TikTok, platform media sosial yang dikenal dengan video pendeknya, harus menghadapi sanksi besar setelah regulator privasi Irlandia, Irish Data Protection Commission (DPC), menjatuhkan denda sebesar 530 juta euro (sekitar Rp 9,8 triliun) atas pelanggaran terkait transfer data pengguna ke China. Regulasi perlindungan data yang dilanggar adalah General Data Protection Regulation (GDPR) Uni Eropa, yang mengatur bagaimana data pribadi harus dilindungi, terutama dalam kaitannya dengan pengiriman data antarnegara.

Dalam pernyataannya, DPC mengungkapkan bahwa TikTok gagal mematuhi ketentuan GDPR terkait pengiriman data pengguna Eropa ke China. Menurut Graham Doyle, wakil komisaris DPC, TikTok tidak dapat memastikan bahwa data pribadi yang diakses oleh staf di China mendapatkan perlindungan setara dengan standar yang berlaku di Eropa. “Transfer data pribadi TikTok ke China melanggar GDPR karena TikTok gagal memverifikasi, menjamin, dan menunjukkan data pribadi pengguna yang diakses jarak jauh oleh staf di China, diberi perlindungan yang pada dasarnya setara dengan yang dijamin di Eropa,” kata Doyle.

Lebih lanjut, DPC juga menyoroti fakta bahwa TikTok tidak membahas potensi akses oleh otoritas China ke data pribadi pengguna Eropa. TikTok dilaporkan telah memberikan informasi yang tidak akurat terkait klaim bahwa mereka tidak menyimpan data pengguna Eropa di server yang berada di China. Keputusan ini memberikan pukulan signifikan terhadap perusahaan yang berada di bawah kepemilikan ByteDance, raksasa teknologi asal China.

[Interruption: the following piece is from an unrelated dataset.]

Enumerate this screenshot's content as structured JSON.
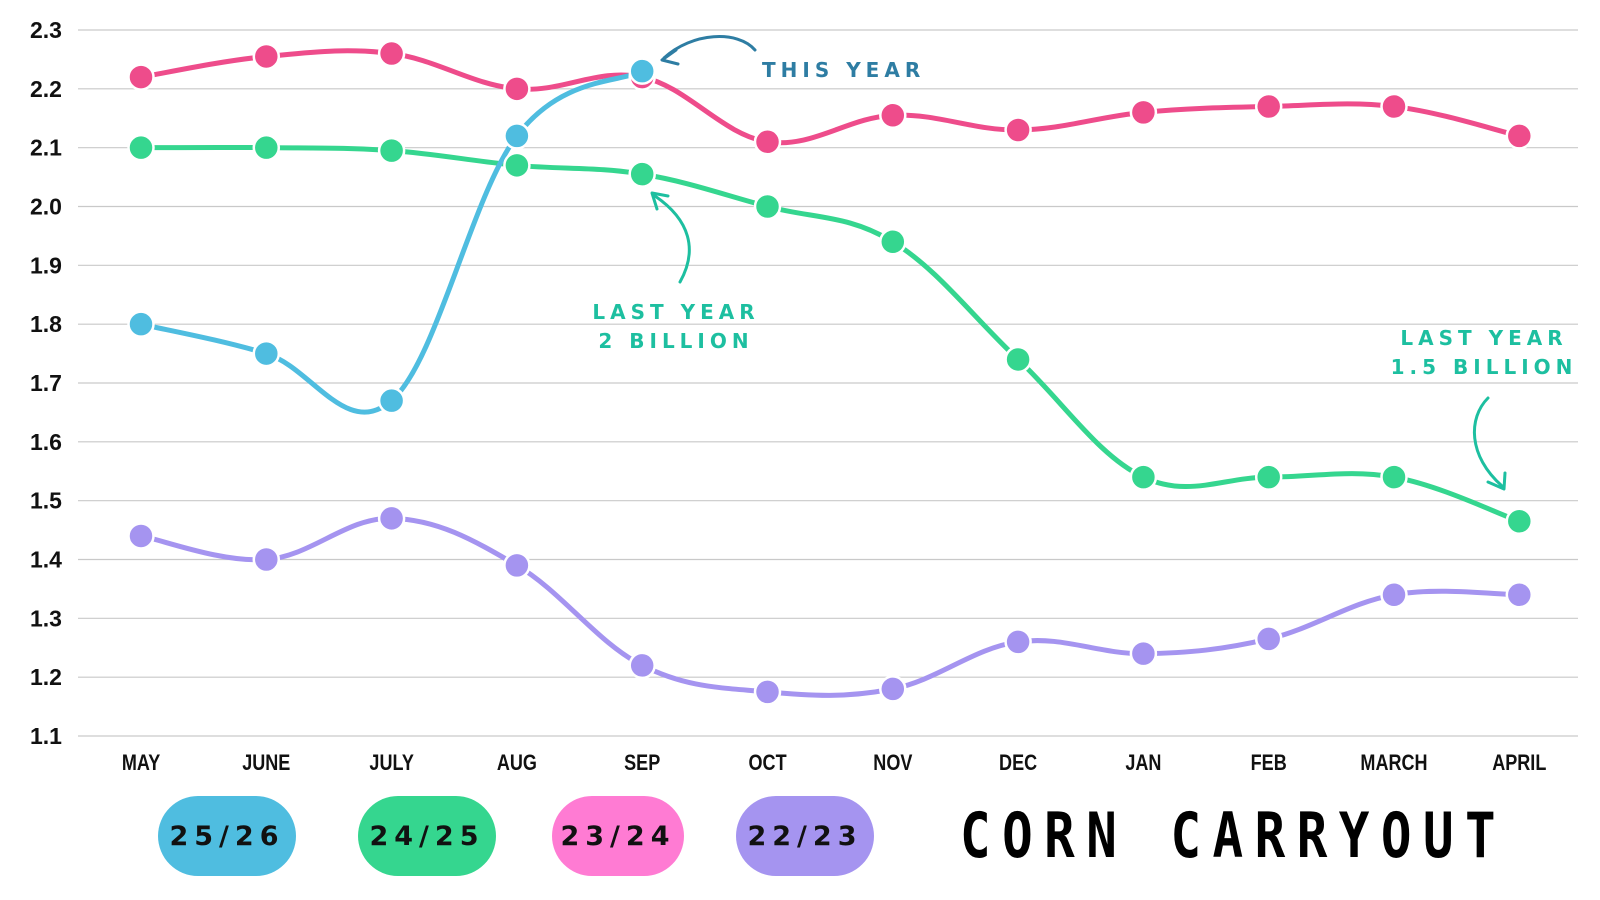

TikTok tidak terima dengan keputusan DPC dan berencana untuk mengajukan banding penuh terhadap denda tersebut. Christine Grahn, kepala kebijakan publik TikTok untuk Eropa, menyatakan bahwa keputusan tersebut tidak mempertimbangkan langkah-langkah yang sudah diambil oleh perusahaan untuk meningkatkan keamanan data. “Ini malah berfokus pada periode tertentu dari beberapa tahun lalu, sebelum penerapan Clover pada tahun 2023 dan tidak mencerminkan perlindungan yang berlaku saat ini,” kata Grahn. Clover adalah inisiatif keamanan data senilai 12 miliar euro yang dimulai pada 2023 dengan tujuan untuk melindungi data pengguna Eropa.

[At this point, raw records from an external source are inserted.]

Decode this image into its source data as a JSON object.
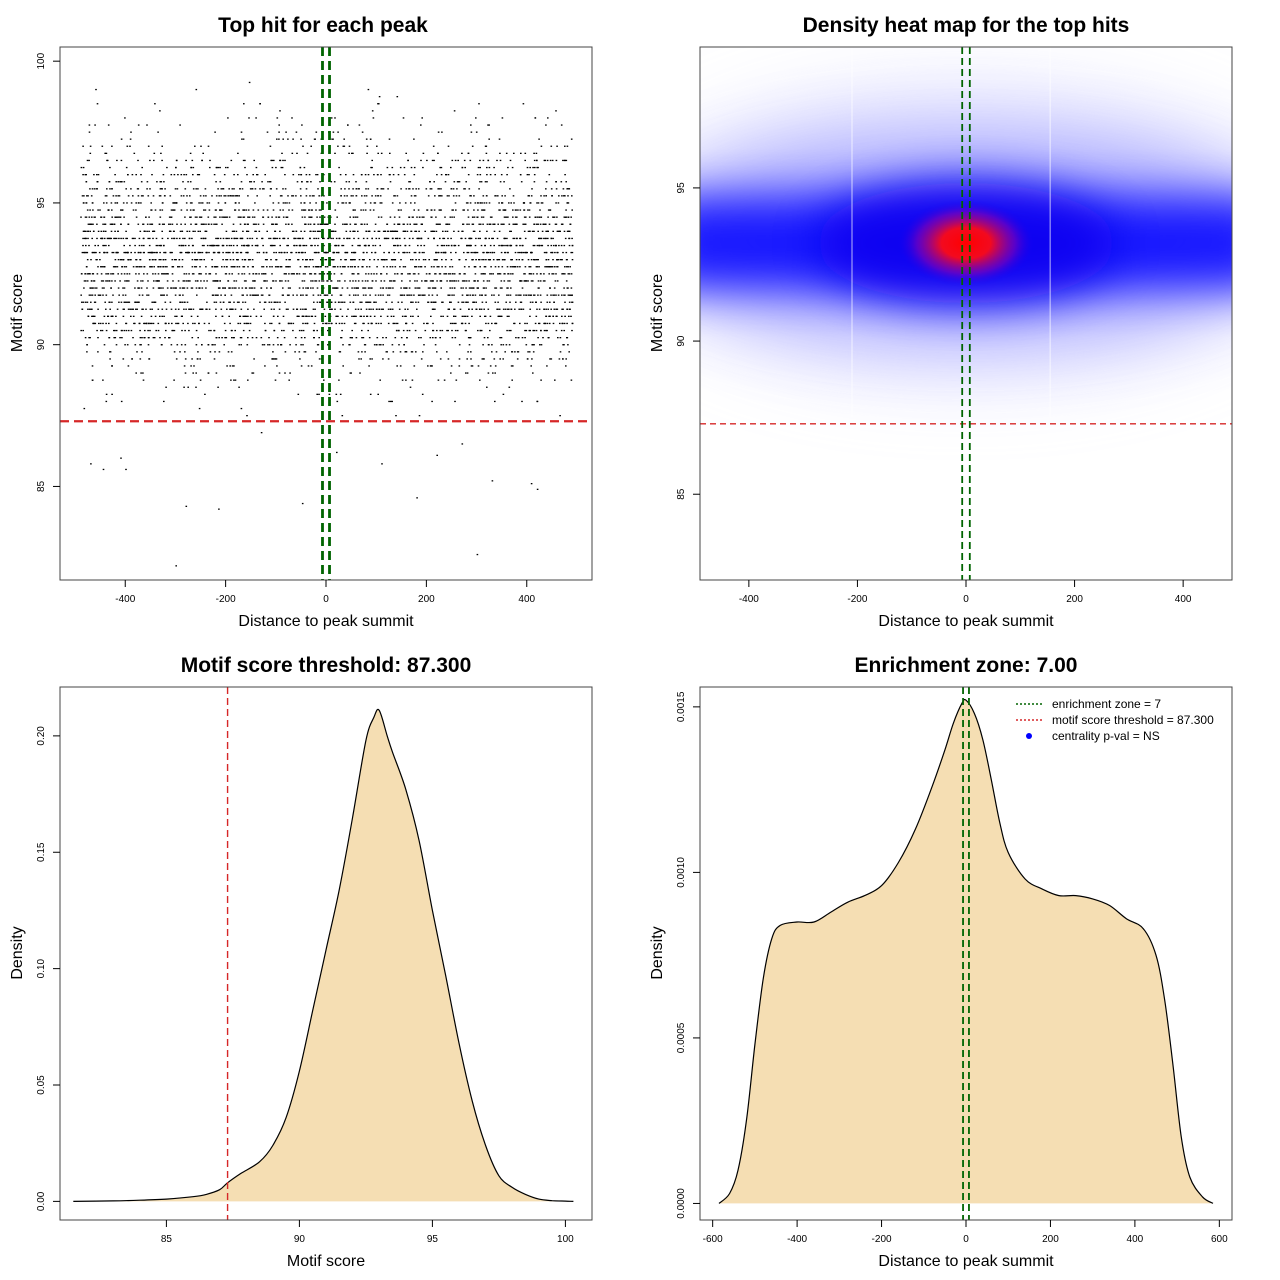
{
  "chart_data": [
    {
      "type": "scatter",
      "title": "Top hit for each peak",
      "xlabel": "Distance to peak summit",
      "ylabel": "Motif score",
      "xlim": [
        -530,
        530
      ],
      "ylim": [
        81.7,
        100.5
      ],
      "xticks": [
        -400,
        -200,
        0,
        200,
        400
      ],
      "yticks": [
        85,
        90,
        95,
        100
      ],
      "x_range": [
        -490,
        490
      ],
      "score_mean": 93.0,
      "score_sd": 2.0,
      "score_step": 0.25,
      "n_points": 4200,
      "outliers": [
        {
          "x": -300,
          "y": 82.2
        },
        {
          "x": 300,
          "y": 82.6
        },
        {
          "x": -215,
          "y": 84.2
        },
        {
          "x": -280,
          "y": 84.3
        },
        {
          "x": -48,
          "y": 84.4
        },
        {
          "x": 180,
          "y": 84.6
        },
        {
          "x": -470,
          "y": 85.8
        },
        {
          "x": -410,
          "y": 86.0
        },
        {
          "x": -400,
          "y": 85.6
        },
        {
          "x": -445,
          "y": 85.6
        },
        {
          "x": 110,
          "y": 85.8
        },
        {
          "x": 220,
          "y": 86.1
        },
        {
          "x": 330,
          "y": 85.2
        },
        {
          "x": 420,
          "y": 84.9
        },
        {
          "x": 408,
          "y": 85.1
        },
        {
          "x": 270,
          "y": 86.5
        },
        {
          "x": 20,
          "y": 86.2
        },
        {
          "x": -130,
          "y": 86.9
        }
      ],
      "threshold_y": 87.3,
      "zone_lines_x": [
        -7,
        7
      ],
      "colors": {
        "points": "#000000",
        "threshold": "#d62728",
        "zone": "#006400"
      }
    },
    {
      "type": "heatmap",
      "title": "Density heat map for the top hits",
      "xlabel": "Distance to peak summit",
      "ylabel": "Motif score",
      "xlim": [
        -490,
        490
      ],
      "ylim": [
        82.2,
        99.6
      ],
      "xticks": [
        -400,
        -200,
        0,
        200,
        400
      ],
      "yticks": [
        85,
        90,
        95
      ],
      "center": [
        0,
        93.2
      ],
      "threshold_y": 87.3,
      "zone_lines_x": [
        -7,
        7
      ],
      "colors": {
        "low": "#ffffff",
        "mid": "#0000ff",
        "high": "#ff0000",
        "threshold": "#d62728",
        "zone": "#006400"
      }
    },
    {
      "type": "area",
      "title": "Motif score threshold: 87.300",
      "xlabel": "Motif score",
      "ylabel": "Density",
      "xlim": [
        81.0,
        101.0
      ],
      "ylim": [
        -0.008,
        0.221
      ],
      "xticks": [
        85,
        90,
        95,
        100
      ],
      "yticks": [
        0.0,
        0.05,
        0.1,
        0.15,
        0.2
      ],
      "ytick_labels": [
        "0.00",
        "0.05",
        "0.10",
        "0.15",
        "0.20"
      ],
      "x": [
        81.5,
        83,
        84,
        85,
        86,
        86.5,
        87,
        87.3,
        87.8,
        88.5,
        89,
        89.5,
        90,
        90.5,
        91,
        91.5,
        92,
        92.5,
        92.8,
        93,
        93.3,
        93.5,
        94,
        94.5,
        95,
        95.5,
        96,
        96.5,
        97,
        97.5,
        98,
        98.5,
        99,
        99.5,
        100,
        100.3
      ],
      "y": [
        0.0,
        0.0002,
        0.0005,
        0.001,
        0.002,
        0.003,
        0.005,
        0.008,
        0.012,
        0.017,
        0.024,
        0.036,
        0.056,
        0.082,
        0.108,
        0.134,
        0.165,
        0.198,
        0.208,
        0.211,
        0.2,
        0.193,
        0.177,
        0.155,
        0.125,
        0.097,
        0.068,
        0.043,
        0.024,
        0.011,
        0.006,
        0.003,
        0.001,
        0.0003,
        0.0001,
        0.0
      ],
      "threshold_x": 87.3,
      "colors": {
        "fill": "#f5deb3",
        "line": "#000000",
        "threshold": "#d62728"
      }
    },
    {
      "type": "area",
      "title": "Enrichment zone: 7.00",
      "xlabel": "Distance to peak summit",
      "ylabel": "Density",
      "xlim": [
        -630,
        630
      ],
      "ylim": [
        -5e-05,
        0.00156
      ],
      "xticks": [
        -600,
        -400,
        -200,
        0,
        200,
        400,
        600
      ],
      "yticks": [
        0.0,
        0.0005,
        0.001,
        0.0015
      ],
      "ytick_labels": [
        "0.0000",
        "0.0005",
        "0.0010",
        "0.0015"
      ],
      "x": [
        -585,
        -560,
        -540,
        -520,
        -500,
        -480,
        -460,
        -440,
        -400,
        -360,
        -320,
        -280,
        -240,
        -200,
        -160,
        -120,
        -80,
        -50,
        -30,
        -10,
        0,
        20,
        40,
        60,
        80,
        100,
        140,
        180,
        220,
        260,
        300,
        340,
        380,
        420,
        450,
        470,
        490,
        510,
        530,
        560,
        585
      ],
      "y": [
        0.0,
        3e-05,
        0.0001,
        0.00025,
        0.00048,
        0.00068,
        0.0008,
        0.00084,
        0.00085,
        0.00085,
        0.00088,
        0.00091,
        0.00093,
        0.00096,
        0.00103,
        0.00113,
        0.00126,
        0.00137,
        0.00145,
        0.00151,
        0.00152,
        0.00148,
        0.0014,
        0.00128,
        0.00115,
        0.00106,
        0.00098,
        0.00095,
        0.00093,
        0.00093,
        0.00092,
        0.0009,
        0.00086,
        0.00083,
        0.00075,
        0.00062,
        0.00042,
        0.0002,
        8e-05,
        2e-05,
        0.0
      ],
      "zone_lines_x": [
        -7,
        7
      ],
      "legend": [
        {
          "label": "enrichment zone = 7",
          "color": "#006400",
          "kind": "line"
        },
        {
          "label": "motif score threshold = 87.300",
          "color": "#d62728",
          "kind": "line"
        },
        {
          "label": "centrality p-val = NS",
          "color": "#0000ff",
          "kind": "point"
        }
      ],
      "legend_placement": "top-right",
      "colors": {
        "fill": "#f5deb3",
        "line": "#000000",
        "zone": "#006400"
      }
    }
  ]
}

Namun, meskipun TikTok mengklaim telah mengambil langkah-langkah proaktif untuk melindungi data pengguna, DPC dalam laporannya menekankan bahwa perusahaan tidak mengungkapkan secara transparan mengenai potensi akses oleh pihak otoritas China terhadap data pengguna Eropa. DPC juga mencatat bahwa TikTok secara konsisten mengklaim bahwa mereka tidak pernah menerima permintaan data pengguna Eropa dari otoritas China dan tidak pernah memberikan data tersebut.

Keputusan ini menambah panjang daftar kontroversi yang melibatkan TikTok terkait masalah privasi dan keamanan data. Sebagai platform global dengan jutaan pengguna di Eropa, masalah ini semakin memunculkan pertanyaan mengenai bagaimana perusahaan-perusahaan teknologi mengelola data pengguna dan seberapa aman data pribadi dapat dijaga dalam era digital yang semakin terhubung.

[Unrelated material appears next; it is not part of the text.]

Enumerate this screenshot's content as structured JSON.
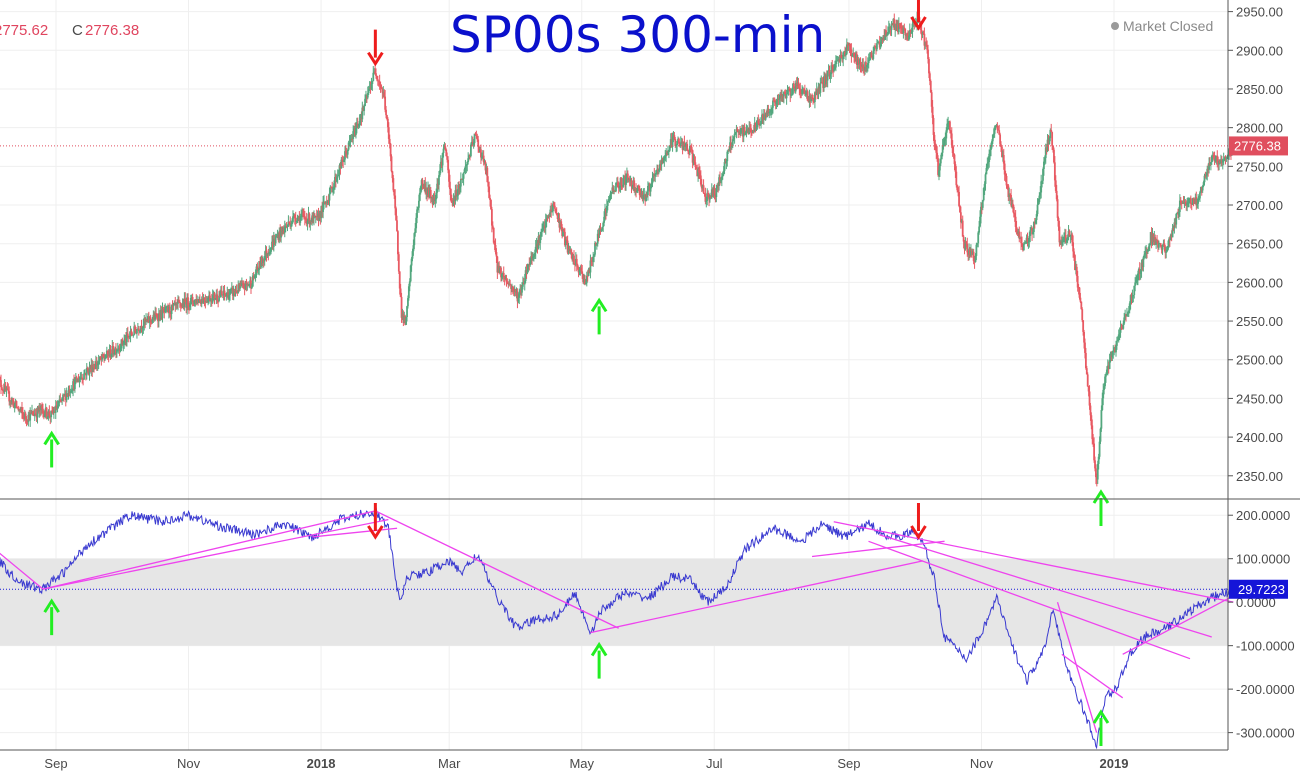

TikTok kini diberi waktu enam bulan untuk memperbaiki pemrosesan datanya agar sesuai dengan standar yang diatur oleh GDPR. Namun, dengan banding yang diajukan, perkembangan lebih lanjut dari kasus ini masih harus dilihat, dan bagaimana dampaknya terhadap kebijakan privasi di seluruh dunia akan menjadi sorotan besar ke depan.